Hybrid Vision Transformers for Accurate Recognition of Lung Lesions and Anatomical Structures in Bronchoscopic Imaging
Listed in
This article is not in any list yet, why not save it to one of your lists.Abstract
Bronchoscopy is a vital technique for diagnosing central lung cancers, yet its effectiveness is limited by the high reliance on clinician expertise and the variability of visual interpretation. To address this challenge, we develop and adapt advanced hybrid CNN-Transformer architectures designed specifically for the automatic recognition of lung cancer lesions and anatomical landmarks in bronchoscopic images. Our approach integrates the complementary strengths of convolutional networks for local feature extraction and Transformers for global context modeling. We apply our models to BM-BronchoLC, a richly annotated public dataset comprising 2,921 bronchoscopic images, and introduce a dual-framework pipeline: MedViT for multi-label classification and FCB-SwinV2 for binary segmentation.
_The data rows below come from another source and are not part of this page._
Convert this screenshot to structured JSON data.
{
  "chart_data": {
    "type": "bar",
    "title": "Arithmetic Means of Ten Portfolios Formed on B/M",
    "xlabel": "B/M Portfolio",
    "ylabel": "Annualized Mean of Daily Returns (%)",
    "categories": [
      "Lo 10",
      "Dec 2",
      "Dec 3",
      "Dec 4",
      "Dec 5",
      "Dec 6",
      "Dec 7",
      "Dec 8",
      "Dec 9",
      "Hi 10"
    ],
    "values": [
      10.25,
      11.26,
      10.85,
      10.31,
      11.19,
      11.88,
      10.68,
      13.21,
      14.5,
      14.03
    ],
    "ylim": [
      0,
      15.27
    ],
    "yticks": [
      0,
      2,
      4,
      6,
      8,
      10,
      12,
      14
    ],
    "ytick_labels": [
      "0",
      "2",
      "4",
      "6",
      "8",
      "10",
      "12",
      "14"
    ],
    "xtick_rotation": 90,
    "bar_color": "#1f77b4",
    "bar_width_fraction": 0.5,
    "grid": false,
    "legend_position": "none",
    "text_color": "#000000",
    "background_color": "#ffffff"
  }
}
These models are tailored to handle the unique complexity of bronchoscopic data and demonstrate strong performance across both tasks. To ensure clinical relevance and robust generalization, we compare conventional random image-level splitting with a strict patient-level partitioning strategy that better reflects real-world deployment conditions. Our results confirm that the models maintain meaningful predictive power under patient-level separation, revealing their capacity to generalize beyond patient-specific features. MedViT achieves a mean accuracy of 94.74% and an AUC-ROC of 0.95 under random splitting, with performance remaining competitive under stricter evaluation. Similarly, FCB-SwinV2 demonstrates reliable segmentation with Dice scores of 0.42 for anatomical landmarks and 0.33 for lesions. This study establishes robust hybrid vision baselines for BM-BronchoLC and highlights the importance of rigorous validation protocols to ensure trustworthy AI systems in clinical bronchoscopy. All code and models are publicly released to support reproducibility and foster future advancements in this critical application area.